Le fait caboclo est lié à la transmutation des Amérindiens par le métissage et l'acculturation et de leur place dans la nation brésilienne. Une place niée par la politique de Bolsonaro. Le Caboclo dans ce cadre est toujours vu sous l'angle de la transformation de l'Amérindien, jamais sous celui de la transformation de l'Européen, alors que, objectivement, il est reconnu comme étant le produit des deux ethnies.

Les Caboclos constituent des communautés paysannes mais vivent solitaires dans des zones forestières qu’ils défrichent pour implanter de petites plantations d’arbres fruitiers, de manioc, d’ananas, près d’une rivière. Car l’eau c’est la vie ; ici, ils n’en manquent pas ! Ils sont au milieu de l’eau. Ils vivent aussi de la pêche évidemment et de la chasse, comme les indiens, mais mangent plus de poissons que de viande. Avec le poisson, le manioc est l'une des bases de l'alimentation ; les caboclos en tirent la "farinha", leur source principale de féculents.

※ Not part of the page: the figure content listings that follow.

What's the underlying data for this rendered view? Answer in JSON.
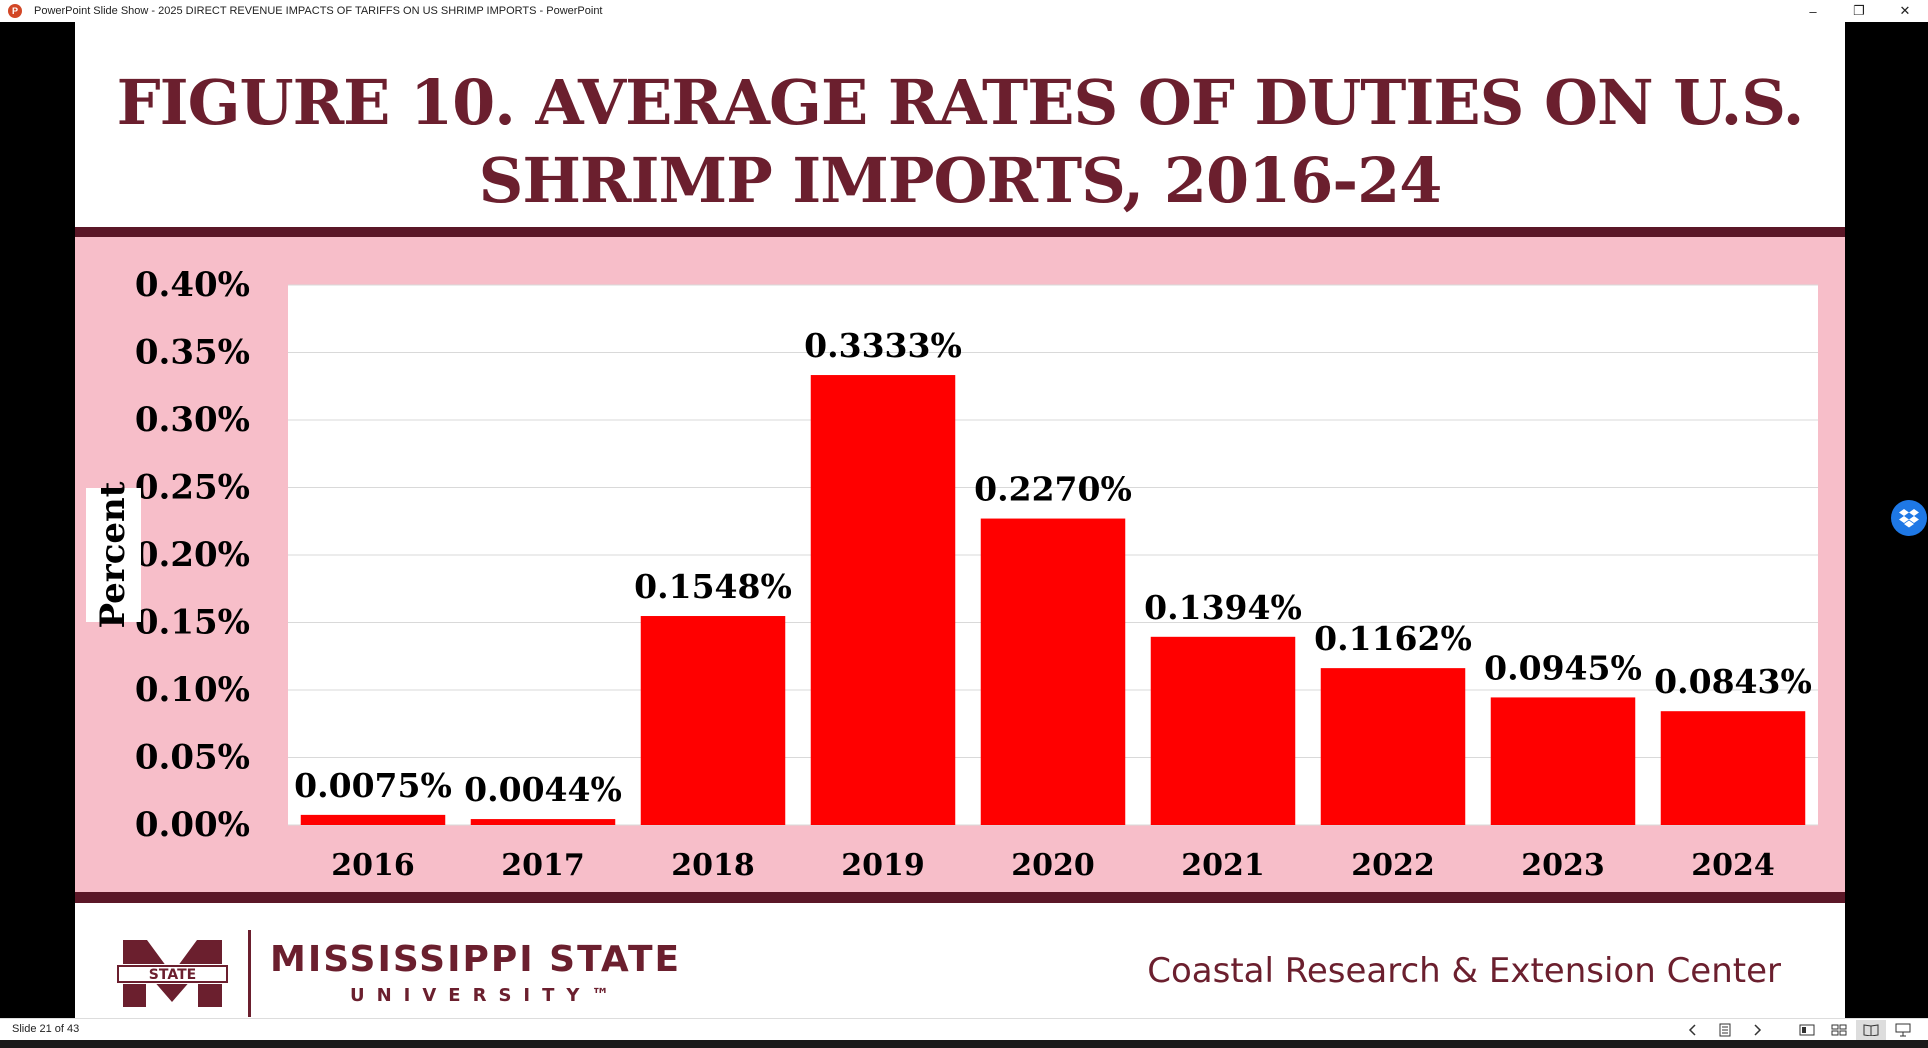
{
  "window": {
    "title": "PowerPoint Slide Show  -  2025 DIRECT REVENUE IMPACTS OF TARIFFS ON US SHRIMP IMPORTS - PowerPoint",
    "app_icon_letter": "P",
    "minimize": "–",
    "restore": "❐",
    "close": "✕"
  },
  "slide": {
    "title": "FIGURE 10. AVERAGE RATES OF DUTIES ON U.S. SHRIMP IMPORTS, 2016-24",
    "university_name": "MISSISSIPPI STATE",
    "university_sub": "UNIVERSITY™",
    "logo_badge_text": "STATE",
    "center_name": "Coastal Research & Extension Center"
  },
  "chart_data": {
    "type": "bar",
    "categories": [
      "2016",
      "2017",
      "2018",
      "2019",
      "2020",
      "2021",
      "2022",
      "2023",
      "2024"
    ],
    "values": [
      0.0075,
      0.0044,
      0.1548,
      0.3333,
      0.227,
      0.1394,
      0.1162,
      0.0945,
      0.0843
    ],
    "data_labels": [
      "0.0075%",
      "0.0044%",
      "0.1548%",
      "0.3333%",
      "0.2270%",
      "0.1394%",
      "0.1162%",
      "0.0945%",
      "0.0843%"
    ],
    "ylabel": "Percent",
    "ylim": [
      0,
      0.4
    ],
    "yticks": [
      "0.00%",
      "0.05%",
      "0.10%",
      "0.15%",
      "0.20%",
      "0.25%",
      "0.30%",
      "0.35%",
      "0.40%"
    ],
    "grid": true,
    "bar_color": "#ff0000",
    "plot_background": "#ffffff",
    "chart_background": "#f7bec9"
  },
  "colors": {
    "maroon": "#6b1f2e",
    "band": "#5b1727"
  },
  "statusbar": {
    "slide_counter": "Slide 21 of 43"
  }
}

Après des années de violents conflits, les caboclos et les tribus amérindiennes luttent souvent ensemble pour la préservation de leur écosystème. Mais il y a des limites, par exemple les caïmans n’étant plus chassés, ils se sont multipliés aux alentours des communautés, chaque soir, il n’est pas rare de voir un "jacaré" faire surface à proximité des rivages de la propriété. Dans certaines communautés, on abat volontiers ce genre de prédateurs.

Les Caboclos font éventuellement de petits boulots comme charpentier ou fabricants de canoé, pour améliorer leurs maigres ressources provenant de la vente du manioc, des ananas. L’argent sert à acheter les outils, équipements, vêtements, les marchandises indispensables. Ils sont peu équipés pour conserver et transporter leurs productions jusqu’aux marchés, ce sont surtout des gens qui vivent de peu, en autonomie, seuls ou en petite communautés, à la différence des métis afro-brésiliens, des esclaves marrons qui s’étaient enfuis et constitués en « quilombos[3] ».

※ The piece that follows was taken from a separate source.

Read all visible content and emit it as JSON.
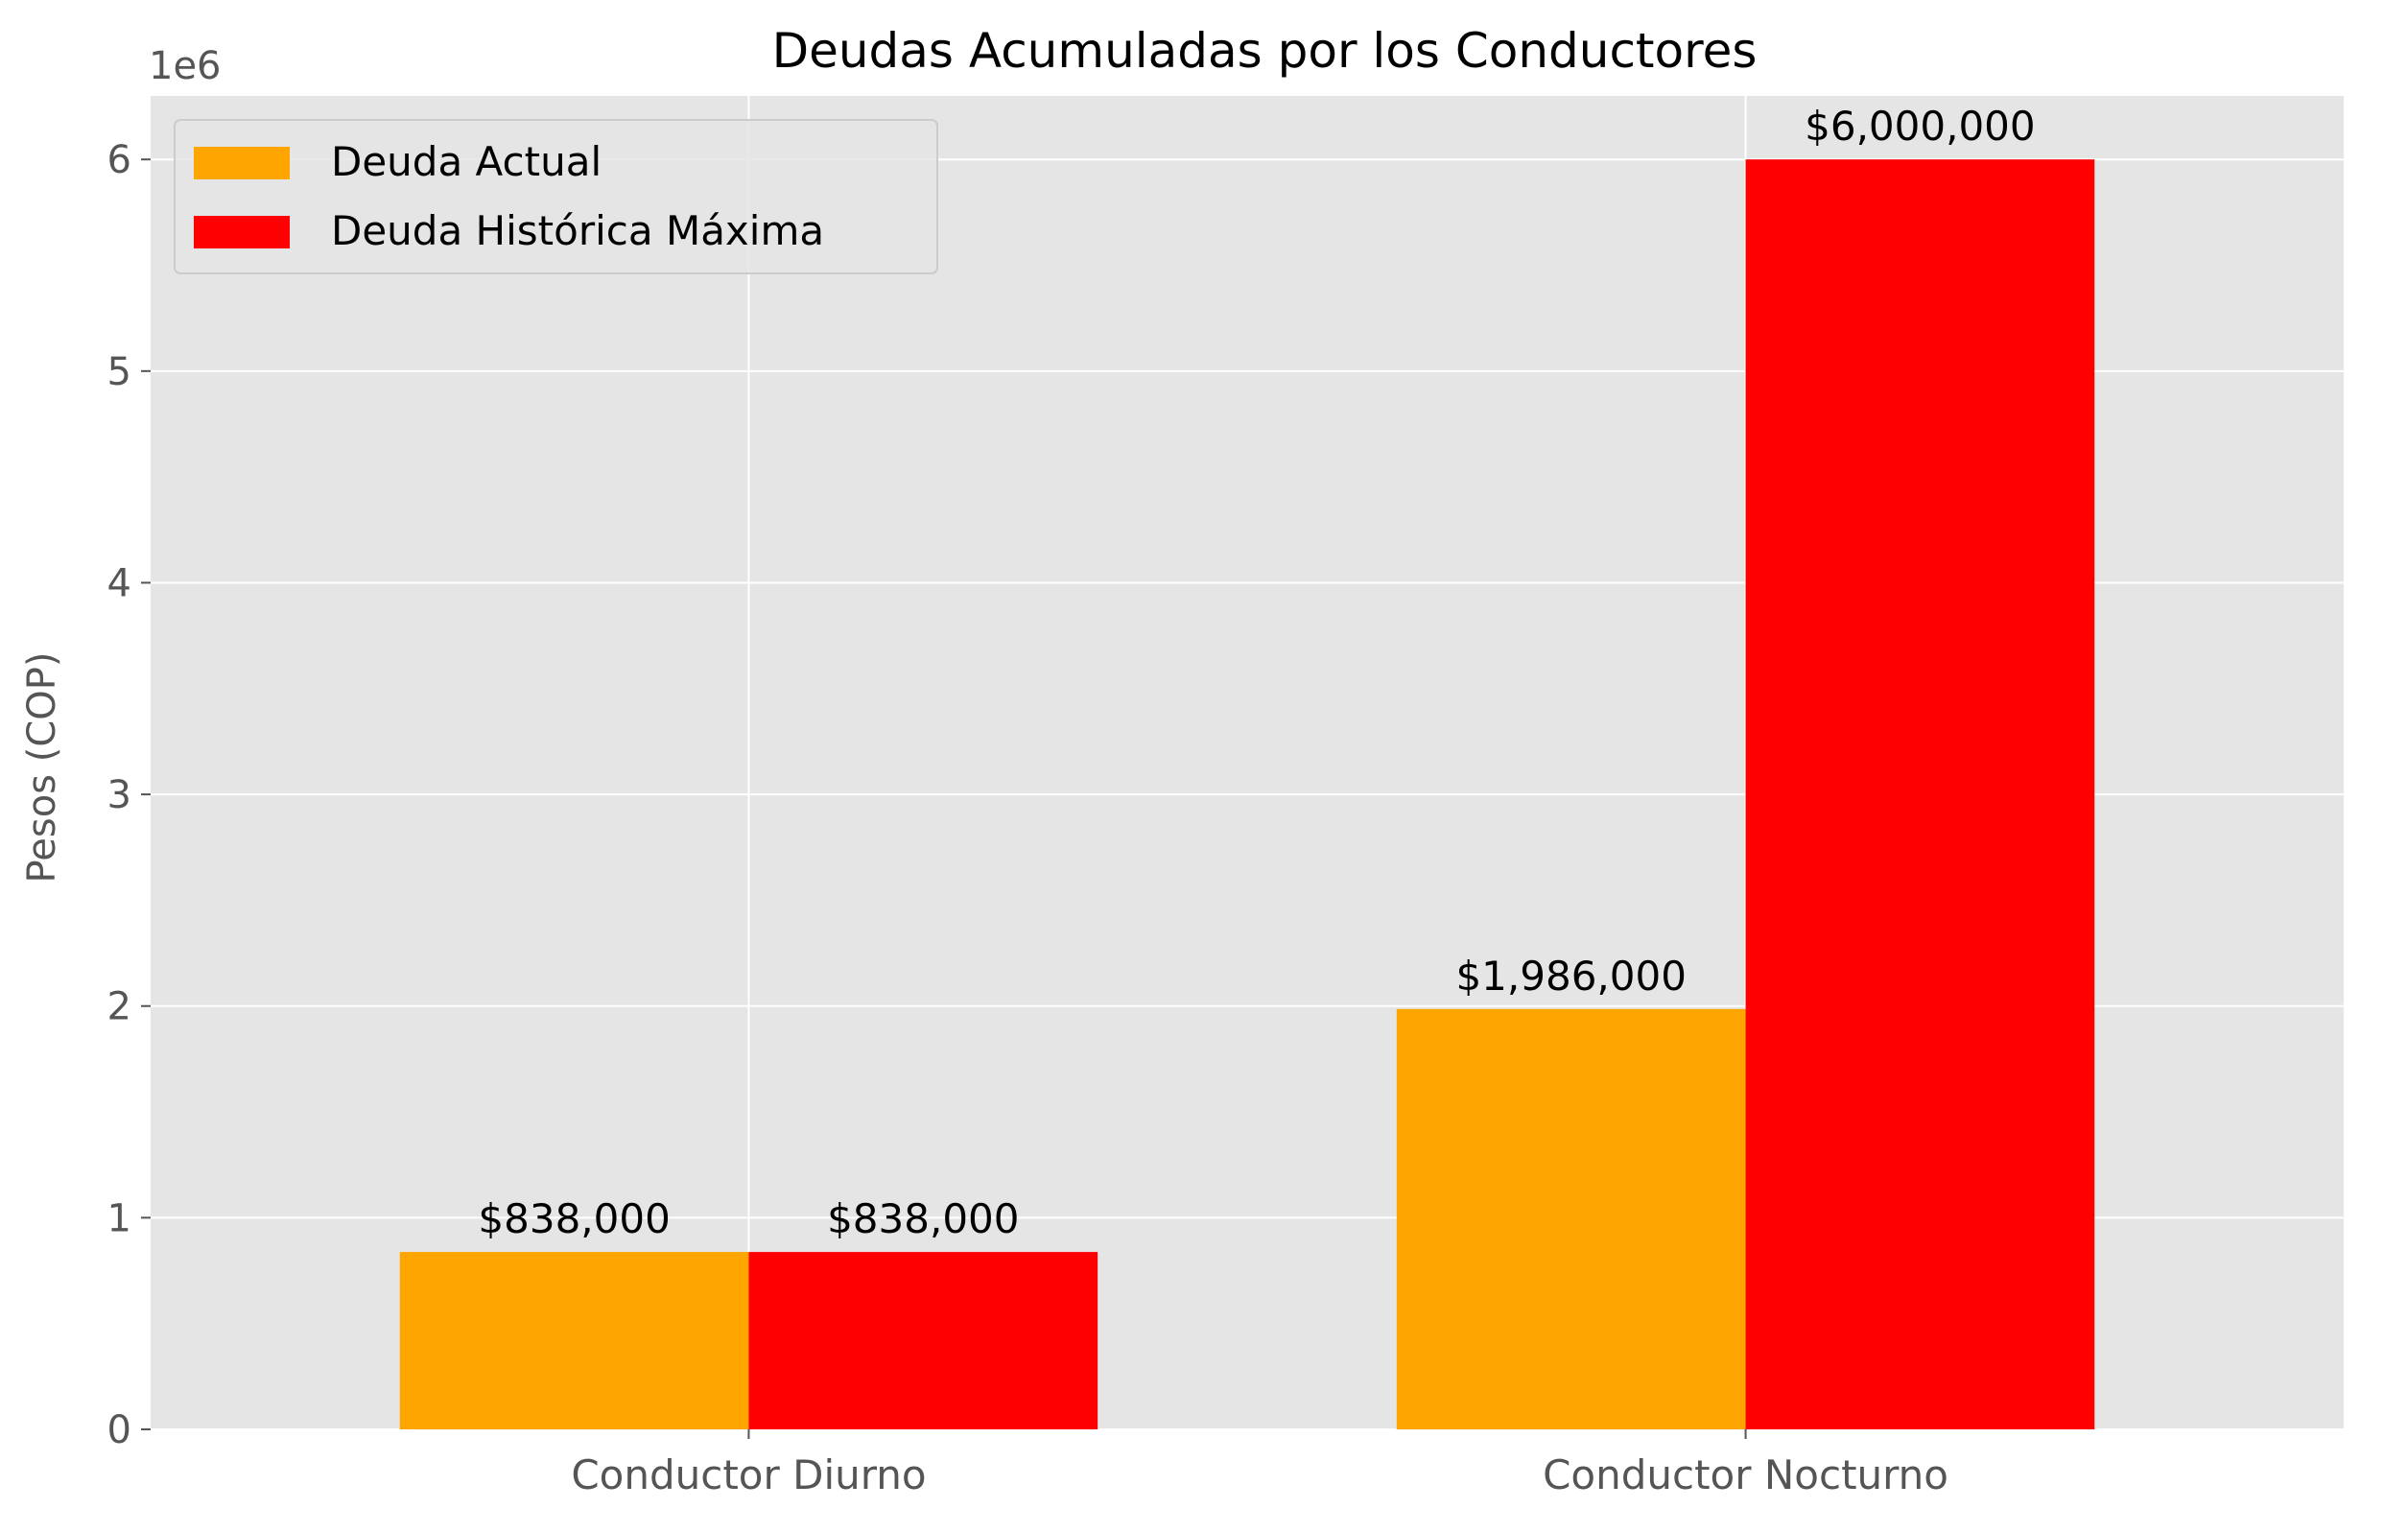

Beaucoup construisent des maisons flottantes ou sur pilotis, ou comme Georgio, sur une butte de terre, à l’abri des inondations, le niveau de l’eau pouvant monter de 15 m au moment de la saison des pluies.

Les toits de tôle commencent à remplacer ceux de palmes, plus fragiles et qui doivent être renouvelés tous les deux ans. C’est moins joli et moins protecteur contre les ardeurs du soleil. Georgio a encore les deux versions sur ses cabanes.

La population s’est répartie entre les sièges des municipios dont la plupart trouvent leur origine dans les missions religieuses du XVIIIe siècle), des petits villages, des sitios rassemblant rarement plus de deux familles, des campements. D'un type d'habitat à l'autre, la mobilité était grande, en fonction de l'écoulement de la production des produits de la forêt, de la rivière, du verger ou du champ sur brûlis. L'identité cabocla ne s’assimile pas à un lieu précis, puisque tout l'espace amazonien est sien. Ce sont des gens toujours aptes ou prêts à une quelconque exploitation du milieu, ils sont polyvalents et ne privilégient aucune spécialité, même lorsqu'on les croit spécialistes. C’est un héritage de la culture amérindienne, associée à celle des paysans, du nomade et du cultivateur sur le mode provisoire.

 

Pour l’instruction, il y a des écoles primaires dans les communautés, mais les enfants qui veulent poursuivre leur scolarité doivent aller à Manaus ou dans les villes les plus proches, ce que très peu d'entre eux ont les moyens de faire. Et puis, il y a les bateaux scolaires de couleur jaune avec une bande noire.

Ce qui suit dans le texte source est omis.